Haoze Sun
Baichuan Intelligent Multimodal Algorithm Expert
He graduated from Peking University in 2017, and has practical experience in NLP, search and recommendation fields. Since joining Baichuan Intelligence, he has been engaged in text pre-training, SFT, code agent and multi-modal pre-training, and recently focused on the exploration of algorithms for omni-modal models, especially the end-to-end model for speech.
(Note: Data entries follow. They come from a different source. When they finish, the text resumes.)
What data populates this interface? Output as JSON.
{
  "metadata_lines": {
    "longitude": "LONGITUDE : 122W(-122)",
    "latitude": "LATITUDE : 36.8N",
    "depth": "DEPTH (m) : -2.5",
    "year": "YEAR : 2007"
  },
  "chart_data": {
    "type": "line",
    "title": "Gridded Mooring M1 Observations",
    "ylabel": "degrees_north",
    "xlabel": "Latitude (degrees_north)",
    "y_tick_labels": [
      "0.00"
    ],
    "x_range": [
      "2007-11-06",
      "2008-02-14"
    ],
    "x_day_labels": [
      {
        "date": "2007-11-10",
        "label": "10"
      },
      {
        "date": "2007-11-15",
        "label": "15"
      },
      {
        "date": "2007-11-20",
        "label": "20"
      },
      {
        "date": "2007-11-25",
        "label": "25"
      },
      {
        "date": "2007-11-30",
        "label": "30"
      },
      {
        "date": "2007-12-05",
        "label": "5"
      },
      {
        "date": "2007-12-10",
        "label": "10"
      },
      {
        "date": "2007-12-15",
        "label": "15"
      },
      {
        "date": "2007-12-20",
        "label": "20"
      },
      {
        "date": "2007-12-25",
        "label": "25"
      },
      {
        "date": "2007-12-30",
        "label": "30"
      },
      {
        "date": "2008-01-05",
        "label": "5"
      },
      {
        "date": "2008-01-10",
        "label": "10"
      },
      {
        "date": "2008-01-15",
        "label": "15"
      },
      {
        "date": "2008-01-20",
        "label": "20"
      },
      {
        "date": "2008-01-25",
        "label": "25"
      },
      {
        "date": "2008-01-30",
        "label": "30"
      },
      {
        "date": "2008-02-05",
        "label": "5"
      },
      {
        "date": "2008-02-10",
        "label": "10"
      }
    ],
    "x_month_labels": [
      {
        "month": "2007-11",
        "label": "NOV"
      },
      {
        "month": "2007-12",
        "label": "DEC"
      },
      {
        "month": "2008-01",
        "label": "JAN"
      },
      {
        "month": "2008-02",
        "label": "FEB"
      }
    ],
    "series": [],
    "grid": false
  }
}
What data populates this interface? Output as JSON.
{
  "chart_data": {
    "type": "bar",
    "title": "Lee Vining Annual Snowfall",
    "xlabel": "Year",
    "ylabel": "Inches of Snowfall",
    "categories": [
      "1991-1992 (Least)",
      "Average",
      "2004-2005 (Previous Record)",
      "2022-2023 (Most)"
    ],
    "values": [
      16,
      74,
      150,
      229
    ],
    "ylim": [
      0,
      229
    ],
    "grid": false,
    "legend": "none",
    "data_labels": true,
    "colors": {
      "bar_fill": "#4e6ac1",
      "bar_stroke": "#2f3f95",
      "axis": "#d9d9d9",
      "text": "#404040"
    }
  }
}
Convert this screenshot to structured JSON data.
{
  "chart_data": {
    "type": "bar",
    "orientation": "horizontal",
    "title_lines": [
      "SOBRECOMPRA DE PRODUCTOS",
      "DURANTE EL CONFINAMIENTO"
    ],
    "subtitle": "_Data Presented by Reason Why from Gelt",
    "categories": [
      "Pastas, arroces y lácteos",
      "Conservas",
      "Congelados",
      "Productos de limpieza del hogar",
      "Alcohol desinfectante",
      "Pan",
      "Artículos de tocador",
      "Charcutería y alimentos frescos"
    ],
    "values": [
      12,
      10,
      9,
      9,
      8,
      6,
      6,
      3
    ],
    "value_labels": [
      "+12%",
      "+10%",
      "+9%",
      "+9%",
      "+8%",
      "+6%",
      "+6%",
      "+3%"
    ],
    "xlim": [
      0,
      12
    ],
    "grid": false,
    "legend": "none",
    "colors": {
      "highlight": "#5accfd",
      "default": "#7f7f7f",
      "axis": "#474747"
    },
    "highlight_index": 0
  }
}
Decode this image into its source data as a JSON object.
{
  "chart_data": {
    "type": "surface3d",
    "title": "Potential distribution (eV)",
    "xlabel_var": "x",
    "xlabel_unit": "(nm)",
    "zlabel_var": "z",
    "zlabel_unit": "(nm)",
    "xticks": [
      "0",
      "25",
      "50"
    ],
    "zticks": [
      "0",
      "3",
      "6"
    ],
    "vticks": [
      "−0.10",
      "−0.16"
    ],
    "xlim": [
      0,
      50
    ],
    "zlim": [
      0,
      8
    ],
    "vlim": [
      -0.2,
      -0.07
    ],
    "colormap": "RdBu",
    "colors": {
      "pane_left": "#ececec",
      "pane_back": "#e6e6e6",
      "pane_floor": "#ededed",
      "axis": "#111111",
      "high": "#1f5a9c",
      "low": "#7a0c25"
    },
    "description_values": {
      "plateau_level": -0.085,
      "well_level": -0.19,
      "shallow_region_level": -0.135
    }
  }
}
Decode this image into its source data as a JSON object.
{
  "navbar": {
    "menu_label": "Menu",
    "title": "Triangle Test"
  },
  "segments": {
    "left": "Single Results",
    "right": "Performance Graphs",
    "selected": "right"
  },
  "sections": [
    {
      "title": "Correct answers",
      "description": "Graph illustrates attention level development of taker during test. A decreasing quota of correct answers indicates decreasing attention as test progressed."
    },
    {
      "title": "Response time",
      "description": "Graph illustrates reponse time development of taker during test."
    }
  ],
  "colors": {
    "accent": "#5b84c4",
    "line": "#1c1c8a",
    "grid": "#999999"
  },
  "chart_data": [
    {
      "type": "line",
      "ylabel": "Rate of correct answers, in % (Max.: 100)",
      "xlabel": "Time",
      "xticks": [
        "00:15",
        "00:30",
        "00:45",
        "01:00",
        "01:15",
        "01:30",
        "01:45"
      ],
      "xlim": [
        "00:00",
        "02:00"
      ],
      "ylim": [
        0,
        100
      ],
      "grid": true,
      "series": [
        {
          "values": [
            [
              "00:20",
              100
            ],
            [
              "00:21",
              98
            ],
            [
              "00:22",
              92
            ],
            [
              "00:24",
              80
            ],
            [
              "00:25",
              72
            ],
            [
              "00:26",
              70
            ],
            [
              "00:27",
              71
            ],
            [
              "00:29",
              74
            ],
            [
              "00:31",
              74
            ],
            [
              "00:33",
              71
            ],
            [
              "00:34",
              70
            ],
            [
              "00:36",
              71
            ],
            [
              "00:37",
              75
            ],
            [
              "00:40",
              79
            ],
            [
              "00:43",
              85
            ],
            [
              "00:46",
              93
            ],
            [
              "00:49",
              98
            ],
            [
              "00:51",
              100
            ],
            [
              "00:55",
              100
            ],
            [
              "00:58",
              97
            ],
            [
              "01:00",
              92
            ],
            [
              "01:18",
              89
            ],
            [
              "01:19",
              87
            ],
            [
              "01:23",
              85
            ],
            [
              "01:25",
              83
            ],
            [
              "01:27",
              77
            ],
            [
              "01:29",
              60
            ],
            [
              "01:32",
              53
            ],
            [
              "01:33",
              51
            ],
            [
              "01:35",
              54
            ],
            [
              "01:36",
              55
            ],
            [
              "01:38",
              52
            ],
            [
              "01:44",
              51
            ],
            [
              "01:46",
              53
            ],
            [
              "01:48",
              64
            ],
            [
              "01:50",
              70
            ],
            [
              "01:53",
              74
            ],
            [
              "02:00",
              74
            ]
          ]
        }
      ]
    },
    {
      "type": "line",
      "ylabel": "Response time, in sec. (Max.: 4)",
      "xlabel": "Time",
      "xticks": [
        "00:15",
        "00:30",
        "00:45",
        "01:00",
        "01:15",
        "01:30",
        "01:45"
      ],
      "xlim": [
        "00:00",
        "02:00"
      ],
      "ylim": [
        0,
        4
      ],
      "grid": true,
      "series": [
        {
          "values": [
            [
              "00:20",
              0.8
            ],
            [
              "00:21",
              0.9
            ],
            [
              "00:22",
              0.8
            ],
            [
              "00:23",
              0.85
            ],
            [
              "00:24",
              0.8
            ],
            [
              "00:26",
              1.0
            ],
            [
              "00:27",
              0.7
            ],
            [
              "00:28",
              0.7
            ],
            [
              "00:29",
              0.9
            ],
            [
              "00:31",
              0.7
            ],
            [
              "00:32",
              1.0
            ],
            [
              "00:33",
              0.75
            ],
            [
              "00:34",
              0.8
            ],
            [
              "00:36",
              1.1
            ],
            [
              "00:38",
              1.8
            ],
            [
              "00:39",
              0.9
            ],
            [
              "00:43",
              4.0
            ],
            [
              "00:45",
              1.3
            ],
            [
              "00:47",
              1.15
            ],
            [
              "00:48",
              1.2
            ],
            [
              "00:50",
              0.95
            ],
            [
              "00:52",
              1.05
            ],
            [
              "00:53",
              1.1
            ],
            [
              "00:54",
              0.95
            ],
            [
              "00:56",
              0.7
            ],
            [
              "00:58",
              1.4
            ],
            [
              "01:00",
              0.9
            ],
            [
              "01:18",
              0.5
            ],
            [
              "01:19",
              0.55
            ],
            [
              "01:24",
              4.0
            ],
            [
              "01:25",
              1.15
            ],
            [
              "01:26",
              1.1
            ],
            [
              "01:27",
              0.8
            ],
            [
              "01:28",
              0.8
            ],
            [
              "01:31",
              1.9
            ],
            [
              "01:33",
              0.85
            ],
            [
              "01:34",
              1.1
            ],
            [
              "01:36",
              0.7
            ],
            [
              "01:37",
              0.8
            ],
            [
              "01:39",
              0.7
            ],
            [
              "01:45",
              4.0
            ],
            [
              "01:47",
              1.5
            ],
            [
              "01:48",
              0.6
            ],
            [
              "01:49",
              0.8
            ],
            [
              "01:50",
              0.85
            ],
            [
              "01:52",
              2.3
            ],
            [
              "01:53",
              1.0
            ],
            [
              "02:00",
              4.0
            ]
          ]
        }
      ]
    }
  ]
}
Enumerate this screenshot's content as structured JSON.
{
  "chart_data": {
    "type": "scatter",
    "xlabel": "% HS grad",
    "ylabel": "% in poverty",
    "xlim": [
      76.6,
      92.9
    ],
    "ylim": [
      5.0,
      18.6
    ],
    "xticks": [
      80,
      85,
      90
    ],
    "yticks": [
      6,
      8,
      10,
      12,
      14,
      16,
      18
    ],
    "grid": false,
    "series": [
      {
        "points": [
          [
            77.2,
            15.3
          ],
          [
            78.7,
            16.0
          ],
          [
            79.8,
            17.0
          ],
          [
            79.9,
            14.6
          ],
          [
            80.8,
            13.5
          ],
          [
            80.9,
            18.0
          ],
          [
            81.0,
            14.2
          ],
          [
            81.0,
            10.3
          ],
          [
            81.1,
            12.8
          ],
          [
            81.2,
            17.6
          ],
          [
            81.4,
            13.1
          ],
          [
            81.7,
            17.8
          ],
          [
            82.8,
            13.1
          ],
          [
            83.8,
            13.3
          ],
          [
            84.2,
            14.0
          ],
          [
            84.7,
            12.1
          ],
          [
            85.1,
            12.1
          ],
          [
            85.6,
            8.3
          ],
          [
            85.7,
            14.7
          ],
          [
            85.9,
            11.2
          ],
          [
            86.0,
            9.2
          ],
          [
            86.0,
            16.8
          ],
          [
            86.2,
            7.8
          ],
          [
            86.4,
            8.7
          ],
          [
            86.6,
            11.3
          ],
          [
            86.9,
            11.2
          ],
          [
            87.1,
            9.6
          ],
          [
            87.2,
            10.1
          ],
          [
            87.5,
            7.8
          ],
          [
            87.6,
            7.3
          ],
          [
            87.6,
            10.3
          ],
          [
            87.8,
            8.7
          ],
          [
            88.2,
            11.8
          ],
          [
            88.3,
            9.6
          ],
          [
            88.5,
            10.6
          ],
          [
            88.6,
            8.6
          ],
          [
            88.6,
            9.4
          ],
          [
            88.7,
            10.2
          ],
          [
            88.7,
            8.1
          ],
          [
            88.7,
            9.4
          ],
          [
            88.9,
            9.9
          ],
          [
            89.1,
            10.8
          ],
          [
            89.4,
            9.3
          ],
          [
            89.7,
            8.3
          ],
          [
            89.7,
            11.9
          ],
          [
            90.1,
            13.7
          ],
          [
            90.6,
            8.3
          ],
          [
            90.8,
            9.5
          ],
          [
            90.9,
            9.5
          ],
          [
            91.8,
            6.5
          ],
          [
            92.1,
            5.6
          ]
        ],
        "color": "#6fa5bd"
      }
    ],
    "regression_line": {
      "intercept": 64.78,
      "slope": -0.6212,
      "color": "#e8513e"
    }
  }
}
Currently, the open source Baichuan-Omni-1.5 multimodal model has achieved the best balance of text capability, image/video comprehension, speech comprehension and generation effect.
Topic
Baichuan-Omni-1.5: Baichuan Intelligence's Practical Exploration of End-to-End Multi-Modal Large Models
As an emerging technology paradigm, the development prospect of full-modal end-to-end model has attracted a lot of attention, however, the data organization and training process of full-modal model faces many challenges such as multimodal capacity balance and speech modality “de-intelligence”. Baichuan Intelligence multimodal team's practical experience will be brought to this session to discuss with industry colleagues to promote the development of omnimodal models. Outline: 1. Introduction to Baichuan-Omni-1.5 multimodal model architecture and training method. 2. 2. Unified Speech Understanding and Generation - Baichuan's technical practice and thinking. 3. future outlook of omnimodal modeling.